И сейчас парабеллум стреляет в горячих точках планеты. Автор не сомневается, что этот пистолет будет по-настоящему стрелять и в свои сто пятьдесят лет.


"Смерть несущих бракованных шариков" - Экономные немцы использовали бракованные шарики подшипников для начинки противопехотных мин и шрапнельных снарядов. Дешёво и толково.


 “Wer ist da?” - “Кто здесь?”


 “Пантера” (или Т-5) – тяжёлый немецкий танк. Создан как ответ советскому Т-34у. При массе 45 т имела длинноствольную пушку калибра 75 мм с высокой начальной скоростью снаряда и толщину брони лба 80 мм. Впервые (в больших количествах) была задействована на Курской Дуге в отчаянной (и последней серьёзной) попытке Гитлера повернуть ход войны в свою сторону.
Бесполезно!


 “Ванюша” – советское прозвище немецкого шестиствольного реактивного миномёта. Очень серьёзное оружие, хотя и уступало русской “Катюше”, то есть, БМ-13.

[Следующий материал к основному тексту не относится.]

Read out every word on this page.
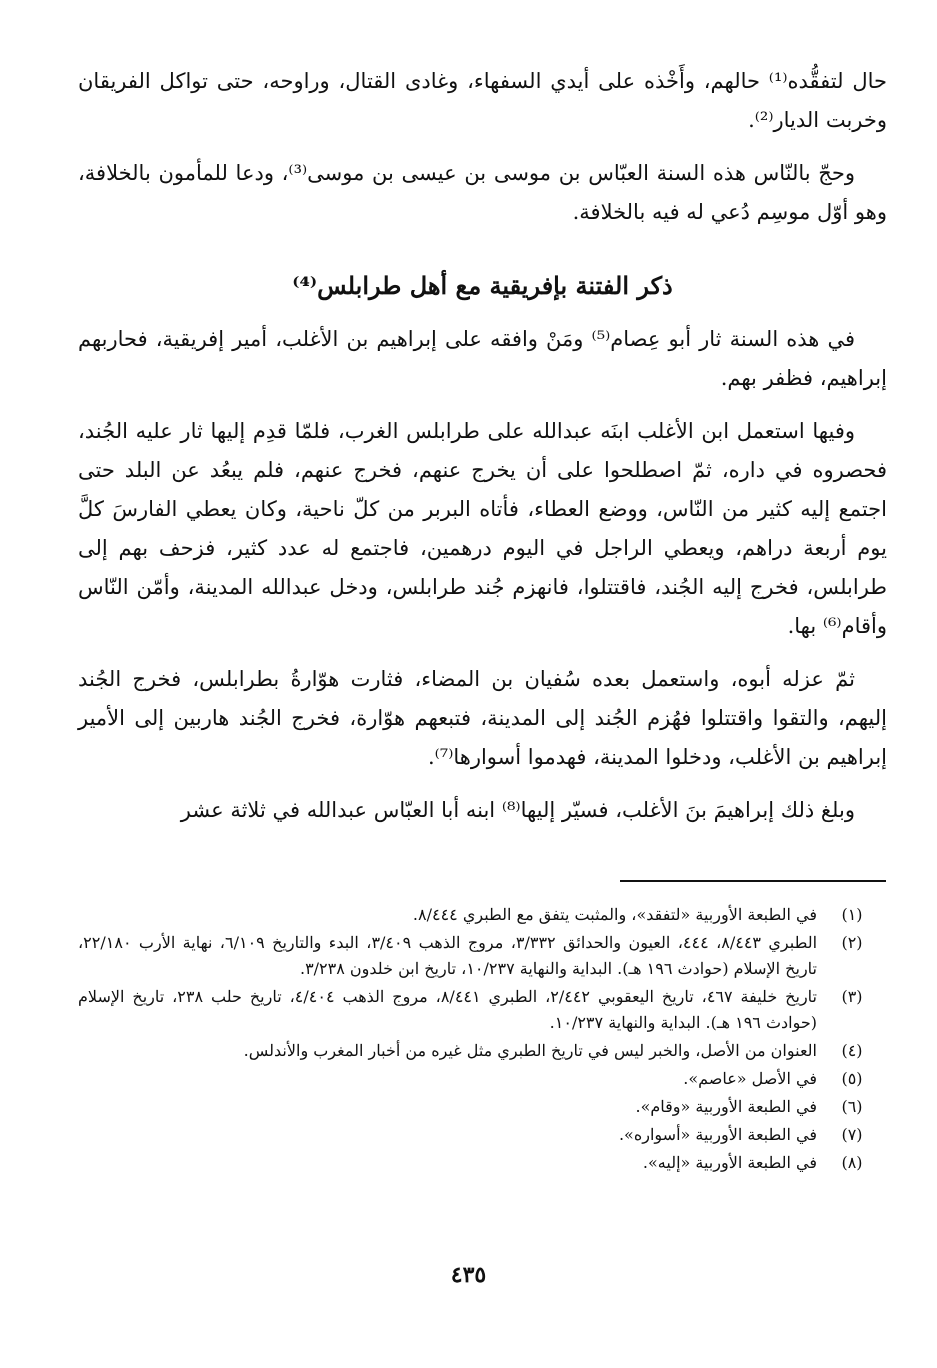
حال لتفقُّده⁽¹⁾ حالهم، وأَخْذه على أيدي السفهاء، وغادى القتال، وراوحه، حتى تواكل الفريقان وخربت الديار⁽²⁾.

وحجّ بالنّاس هذه السنة العبّاس بن موسى بن عيسى بن موسى⁽³⁾، ودعا للمأمون بالخلافة، وهو أوّل موسِم دُعي له فيه بالخلافة.

ذكر الفتنة بإفريقية مع أهل طرابلس⁽⁴⁾

في هذه السنة ثار أبو عِصام⁽⁵⁾ ومَنْ وافقه على إبراهيم بن الأغلب، أمير إفريقية، فحاربهم إبراهيم، فظفر بهم.

وفيها استعمل ابن الأغلب ابنَه عبدالله على طرابلس الغرب، فلمّا قدِم إليها ثار عليه الجُند، فحصروه في داره، ثمّ اصطلحوا على أن يخرج عنهم، فخرج عنهم، فلم يبعُد عن البلد حتى اجتمع إليه كثير من النّاس، ووضع العطاء، فأتاه البربر من كلّ ناحية، وكان يعطي الفارسَ كلَّ يوم أربعة دراهم، ويعطي الراجل في اليوم درهمين، فاجتمع له عدد كثير، فزحف بهم إلى طرابلس، فخرج إليه الجُند، فاقتتلوا، فانهزم جُند طرابلس، ودخل عبدالله المدينة، وأمّن النّاس وأقام⁽⁶⁾ بها.

ثمّ عزله أبوه، واستعمل بعده سُفيان بن المضاء، فثارت هوّارةُ بطرابلس، فخرج الجُند إليهم، والتقوا واقتتلوا فهُزم الجُند إلى المدينة، فتبعهم هوّارة، فخرج الجُند هاربين إلى الأمير إبراهيم بن الأغلب، ودخلوا المدينة، فهدموا أسوارها⁽⁷⁾.

وبلغ ذلك إبراهيمَ بنَ الأغلب، فسيّر إليها⁽⁸⁾ ابنه أبا العبّاس عبدالله في ثلاثة عشر

(١)
في الطبعة الأوربية «لتفقد»، والمثبت يتفق مع الطبري ٨/٤٤٤.
(٢)
الطبري ٨/٤٤٣، ٤٤٤، العيون والحدائق ٣/٣٣٢، مروج الذهب ٣/٤٠٩، البدء والتاريخ ٦/١٠٩، نهاية الأرب ٢٢/١٨٠، تاريخ الإسلام (حوادث ١٩٦ هـ). البداية والنهاية ١٠/٢٣٧، تاريخ ابن خلدون ٣/٢٣٨.
(٣)
تاريخ خليفة ٤٦٧، تاريخ اليعقوبي ٢/٤٤٢، الطبري ٨/٤٤١، مروج الذهب ٤/٤٠٤، تاريخ حلب ٢٣٨، تاريخ الإسلام (حوادث ١٩٦ هـ). البداية والنهاية ١٠/٢٣٧.
(٤)
العنوان من الأصل، والخبر ليس في تاريخ الطبري مثل غيره من أخبار المغرب والأندلس.
(٥)
في الأصل «عاصم».
(٦)
في الطبعة الأوربية «وقام».
(٧)
في الطبعة الأوربية «أسواره».
(٨)
في الطبعة الأوربية «إليه».
٤٣٥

 Карабин – винтовка с укороченным стволом. В Красной Армии было два типа карабинов: казачий (с очень коротким стволом) и артиллерийский (со стволом промежуточным по длине между казачьим и полным винтовочным вариантом).


 «Виллис» - легковой вседорожник американского производства. Прекрасная автомашина. Использовался в основном командным составом Красной Армии.


 “Студик” – искажённое от “студебеккер”. Мощный грузовик-вседорожник американского производства с тремя ведущими осями. Мог иметь впереди грузовую лебёдку. Использовался и для “катюш”. Очень уважаемый автомобиль в Красной Армии.


 Орден “Красная Звезда”. - Самый распространённый боевой орден в Красной Армии.


 Медаль “За боевые заслуги”. На армейском жаргоне: “За боевые потуги”. Здесь – ещё короче: однословно. Награждение этой медалью могло быть неопределённым, неконкретным. И Гришка правильно не спросил: за что?


 Медаль “За оборону Кавказа”. Географическая параллель Кавказа проходит много южнее Белоруссии, и там уместнее было увидеть медаль “За оборону Москвы” или “За оборону Ленинграда”. Любопытство “настырного” Гришки оправдано.


 БУ – бывшее в употреблении. Здесь армейское презрительное отношение к старому, потасканному, кое-как отремонтированному.

В равной степени может относиться и к людям, например: комдив-БУ (снятый с должности командира дивизии); или более современно: президент-БУ (президент в отставке).


 Сахарин – бесцветные сильно сладкие кристаллики, плохо растворимые в воде. Жалкое подобие сахара. Усиливал мочеиспускание (проще говоря, после него чаще хотелось писать). Но и ему были рады. И это тоже была война.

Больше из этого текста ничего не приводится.